Is my life perfect...not by a long shot. However, I am blown by how happy I now am...and I KNOW that I did not get here by mistake (and I no longer believe that I am a mistake) my self. I cursed God like a sailor...yet I did not stop asking Him to heal my mind, body, and spirit...and I still get angry with Him.
And I have hope this day...because I have faith (mustard seed) and I've seen miracles performed in my life. And I am a walking, talking miracle my self! I still curse (isolatedly).
And I still continue to pray. He has not restored my sister to me...and I believe it's because she is a toxic narcissistic biotch. Just sayin'. No judgments here.
She labels me "crazy" and treats me like refuse...and I do not believe I am poo nor do I believe that I'm supposed to be in her life...nor her in mine...perhaps this will change. And I'm not holding my breath.
This past Thanksgiving I chose to spend it alone. I did not want to be with someone else's family...nor did I want to volunteer, etc.
Also, I wanted to experience for the first time in my life thanks to the A.D.D. medication what it feels like to NOT be depressed, suicidal on Thanksgiving Day...for the FIRST time in my life. And this past Thanksgiving is my first one that I did not obsess up to cut, take an overdose thus kill my self. I was (and am) HAPPY! I had and have internal peace. This inner peace that surpasses ALL understanding!
I'd earlier prayed and asked God to teach me about death...and I was allowed to first volunteer with two other women and we took turns tube-feeding a dying African-American young female Aides patient and I loved this woman...and she died two years later.

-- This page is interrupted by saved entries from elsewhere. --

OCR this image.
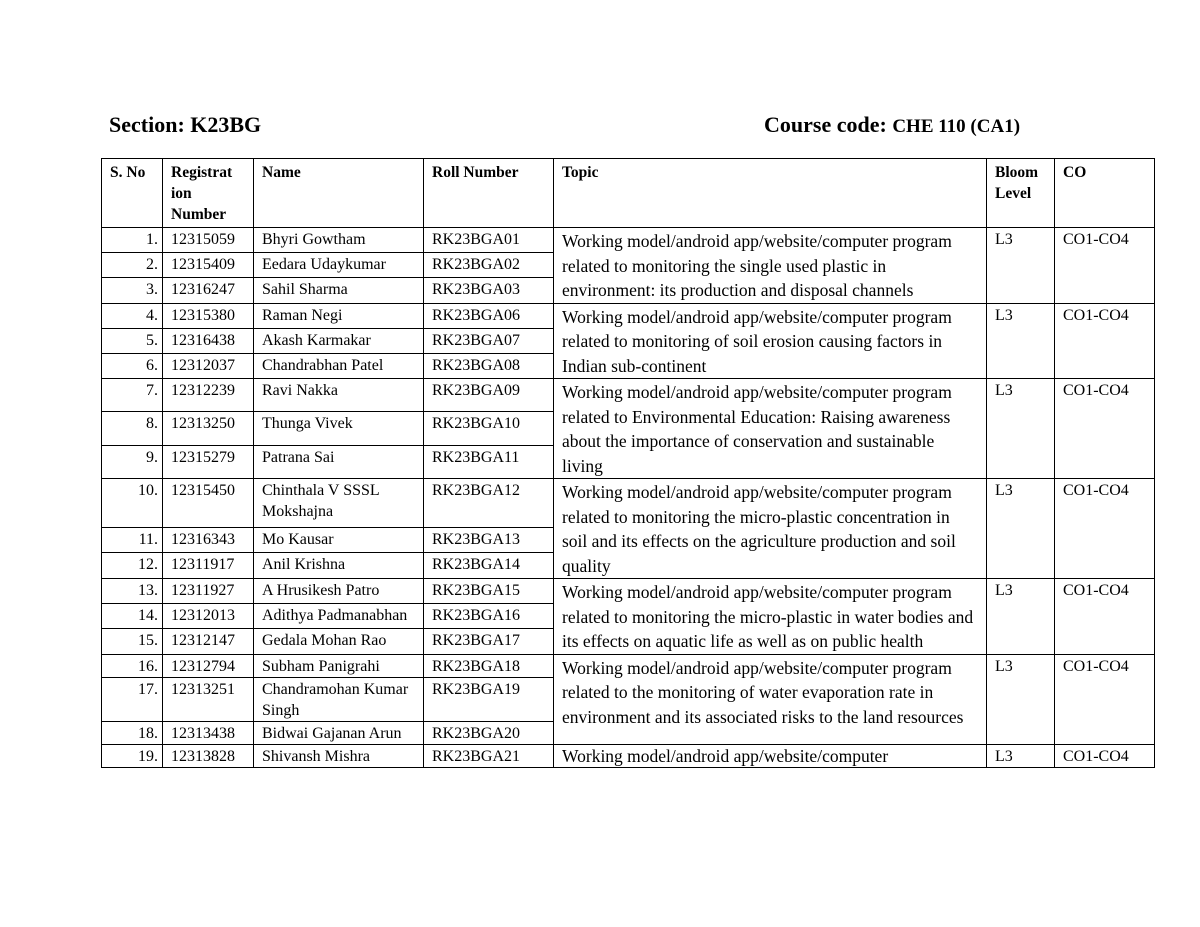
Section: K23BG	Course code: CHE 110 (CA1)
S. No	Registrat ion Number	Name	Roll Number	Topic	Bloom Level	CO
1.	12315059	Bhyri Gowtham	RK23BGA01	Working model/android app/website/computer program related to monitoring the single used plastic in environment: its production and disposal channels	L3	CO1-CO4
2.	12315409	Eedara Udaykumar	RK23BGA02			
3.	12316247	Sahil Sharma	RK23BGA03			
4.	12315380	Raman Negi	RK23BGA06	Working model/android app/website/computer program related to monitoring of soil erosion causing factors in Indian sub-continent	L3	CO1-CO4
5.	12316438	Akash Karmakar	RK23BGA07			
6.	12312037	Chandrabhan Patel	RK23BGA08			
7.	12312239	Ravi Nakka	RK23BGA09	Working model/android app/website/computer program related to Environmental Education: Raising awareness about the importance of conservation and sustainable living	L3	CO1-CO4
8.	12313250	Thunga Vivek	RK23BGA10			
9.	12315279	Patrana Sai	RK23BGA11			
10.	12315450	Chinthala V SSSL Mokshajna	RK23BGA12	Working model/android app/website/computer program related to monitoring the micro-plastic concentration in soil and its effects on the agriculture production and soil quality	L3	CO1-CO4
11.	12316343	Mo Kausar	RK23BGA13			
12.	12311917	Anil Krishna	RK23BGA14			
13.	12311927	A Hrusikesh Patro	RK23BGA15	Working model/android app/website/computer program related to monitoring the micro-plastic in water bodies and its effects on aquatic life as well as on public health	L3	CO1-CO4
14.	12312013	Adithya Padmanabhan	RK23BGA16			
15.	12312147	Gedala Mohan Rao	RK23BGA17			
16.	12312794	Subham Panigrahi	RK23BGA18	Working model/android app/website/computer program related to the monitoring of water evaporation rate in environment and its associated risks to the land resources	L3	CO1-CO4
17.	12313251	Chandramohan Kumar Singh	RK23BGA19			
18.	12313438	Bidwai Gajanan Arun	RK23BGA20			
19.	12313828	Shivansh Mishra	RK23BGA21	Working model/android app/website/computer	L3	CO1-CO4
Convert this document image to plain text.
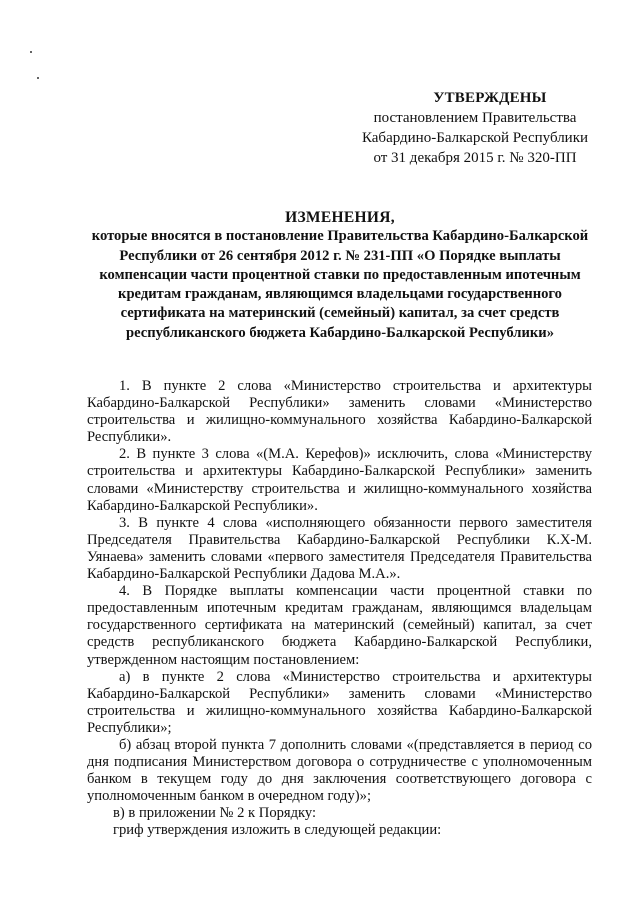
УТВЕРЖДЕНЫ
постановлением Правительства
Кабардино-Балкарской Республики
от 31 декабря 2015 г. № 320-ПП
ИЗМЕНЕНИЯ,
которые вносятся в постановление Правительства Кабардино-Балкарской Республики от 26 сентября 2012 г. № 231-ПП «О Порядке выплаты компенсации части процентной ставки по предоставленным ипотечным кредитам гражданам, являющимся владельцами государственного сертификата на материнский (семейный) капитал, за счет средств республиканского бюджета Кабардино-Балкарской Республики»

1. В пункте 2 слова «Министерство строительства и архитектуры Кабардино-Балкарской Республики» заменить словами «Министерство строительства и жилищно-коммунального хозяйства Кабардино-Балкарской Республики».

2. В пункте 3 слова «(М.А. Керефов)» исключить, слова «Министерству строительства и архитектуры Кабардино-Балкарской Республики» заменить словами «Министерству строительства и жилищно-коммунального хозяйства Кабардино-Балкарской Республики».

3. В пункте 4 слова «исполняющего обязанности первого заместителя Председателя Правительства Кабардино-Балкарской Республики К.Х-М. Уянаева» заменить словами «первого заместителя Председателя Правительства Кабардино-Балкарской Республики Дадова М.А.».

4. В Порядке выплаты компенсации части процентной ставки по предоставленным ипотечным кредитам гражданам, являющимся владельцам государственного сертификата на материнский (семейный) капитал, за счет средств республиканского бюджета Кабардино-Балкарской Республики, утвержденном настоящим постановлением:

а) в пункте 2 слова «Министерство строительства и архитектуры Кабардино-Балкарской Республики» заменить словами «Министерство строительства и жилищно-коммунального хозяйства Кабардино-Балкарской Республики»;

б) абзац второй пункта 7 дополнить словами «(представляется в период со дня подписания Министерством договора о сотрудничестве с уполномоченным банком в текущем году до дня заключения соответствующего договора с уполномоченным банком в очередном году)»;

в) в приложении № 2 к Порядку:

гриф утверждения изложить в следующей редакции:
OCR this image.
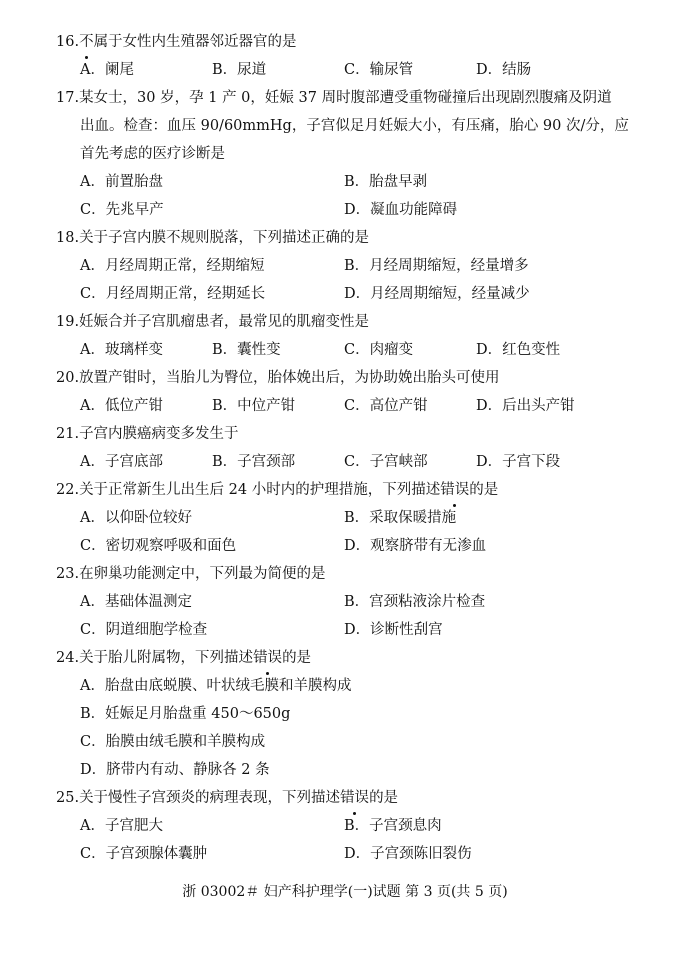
16.不属于女性内生殖器邻近器官的是
A．阑尾	B．尿道	C．输尿管	D．结肠
17.某女士，30 岁，孕 1 产 0，妊娠 37 周时腹部遭受重物碰撞后出现剧烈腹痛及阴道
出血。检查：血压 90/60mmHg，子宫似足月妊娠大小，有压痛，胎心 90 次/分，应
首先考虑的医疗诊断是
A．前置胎盘	B．胎盘早剥
C．先兆早产	D．凝血功能障碍
18.关于子宫内膜不规则脱落，下列描述正确的是
A．月经周期正常，经期缩短	B．月经周期缩短，经量增多
C．月经周期正常，经期延长	D．月经周期缩短，经量减少
19.妊娠合并子宫肌瘤患者，最常见的肌瘤变性是
A．玻璃样变	B．囊性变	C．肉瘤变	D．红色变性
20.放置产钳时，当胎儿为臀位，胎体娩出后，为协助娩出胎头可使用
A．低位产钳	B．中位产钳	C．高位产钳	D．后出头产钳
21.子宫内膜癌病变多发生于
A．子宫底部	B．子宫颈部	C．子宫峡部	D．子宫下段
22.关于正常新生儿出生后 24 小时内的护理措施，下列描述错误的是
A．以仰卧位较好	B．采取保暖措施
C．密切观察呼吸和面色	D．观察脐带有无渗血
23.在卵巢功能测定中，下列最为简便的是
A．基础体温测定	B．宫颈粘液涂片检查
C．阴道细胞学检查	D．诊断性刮宫
24.关于胎儿附属物，下列描述错误的是
A．胎盘由底蜕膜、叶状绒毛膜和羊膜构成
B．妊娠足月胎盘重 450～650g
C．胎膜由绒毛膜和羊膜构成
D．脐带内有动、静脉各 2 条
25.关于慢性子宫颈炎的病理表现，下列描述错误的是
A．子宫肥大	B．子宫颈息肉
C．子宫颈腺体囊肿	D．子宫颈陈旧裂伤
浙 03002＃ 妇产科护理学(一)试题 第 3 页(共 5 页)
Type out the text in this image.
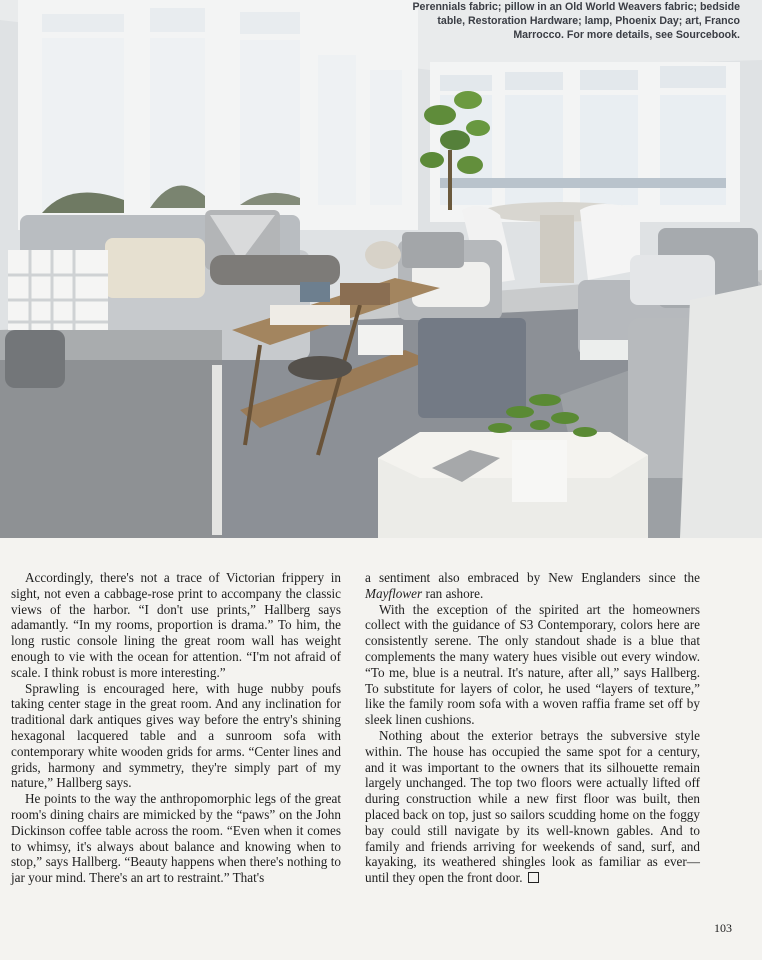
Perennials fabric; pillow in an Old World Weavers fabric; bedside table, Restoration Hardware; lamp, Phoenix Day; art, Franco Marrocco. For more details, see Sourcebook.

Accordingly, there's not a trace of Victorian frippery in sight, not even a cabbage-rose print to accompany the classic views of the harbor. “I don't use prints,” Hallberg says adamantly. “In my rooms, proportion is drama.” To him, the long rustic console lining the great room wall has weight enough to vie with the ocean for attention. “I'm not afraid of scale. I think robust is more interesting.”

Sprawling is encouraged here, with huge nubby poufs taking center stage in the great room. And any inclination for traditional dark antiques gives way before the entry's shining hexagonal lacquered table and a sunroom sofa with contemporary white wooden grids for arms. “Center lines and grids, harmony and symmetry, they're simply part of my nature,” Hallberg says.

He points to the way the anthropomorphic legs of the great room's dining chairs are mimicked by the “paws” on the John Dickinson coffee table across the room. “Even when it comes to whimsy, it's always about balance and knowing when to stop,” says Hallberg. “Beauty happens when there's nothing to jar your mind. There's an art to restraint.” That's

a sentiment also embraced by New Englanders since the Mayflower ran ashore.

With the exception of the spirited art the homeowners collect with the guidance of S3 Contemporary, colors here are consistently serene. The only standout shade is a blue that complements the many watery hues visible out every window. “To me, blue is a neutral. It's nature, after all,” says Hallberg. To substitute for layers of color, he used “layers of texture,” like the family room sofa with a woven raffia frame set off by sleek linen cushions.

Nothing about the exterior betrays the subversive style within. The house has occupied the same spot for a century, and it was important to the owners that its silhouette remain largely unchanged. The top two floors were actually lifted off during construction while a new first floor was built, then placed back on top, just so sailors scudding home on the foggy bay could still navigate by its well-known gables. And to family and friends arriving for weekends of sand, surf, and kayaking, its weathered shingles look as familiar as ever—until they open the front door.

103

And then I was allowed to volunteer in one of our local hospitals' emergency rooms with sick and dying patients. Lay people are not usually allowed to volunteer in e.r. bays. I was. And I learned tons about death, dying, the process of same.
Docs and nurses even came and got me (once they learned about me) and allowed me to pray with dying patients, and the widows of spouses who had just died in our e.r.). I also volunteered in an I.C.U. in another of our local hospitals as well and learned so much more about death/dying.
I went to a Christian retreat several years ago and I experienced miracles there...that's all I'll say about that...private. For me...I do believe that God is real.
And that He is walking with me and healing me and pruning, cutting, shaping, and loving me into whom He wants me to become...not who the world says I am...Lies, all lies.
For I am a loving, caring, sensitive and whole person. And I no longer consider my self...broken...or refuse. I am healed. By His stripes...I am healed.
And I know that I am not popular because of my beliefs...and the bible tells me this is true...and I experience blowback due to my beliefs. I do not care. I live in America and I still can believe what I choose to although I worry about all of my freedoms here in this country being taken from me because of our nations' present climate! Disasterous!
And If I wanted to believe that The Smurfs heal and are my higher power...I could...If I wanted to believe in a light bulb or a chair...or in Shrek...or donkey...I could believe in them.
I am free just like everyone to believe in what I I choose to believe in...and I choose to believe in God...and I deeply respect when others choose...to believe in whatever they choose to believe in. Love and Peace.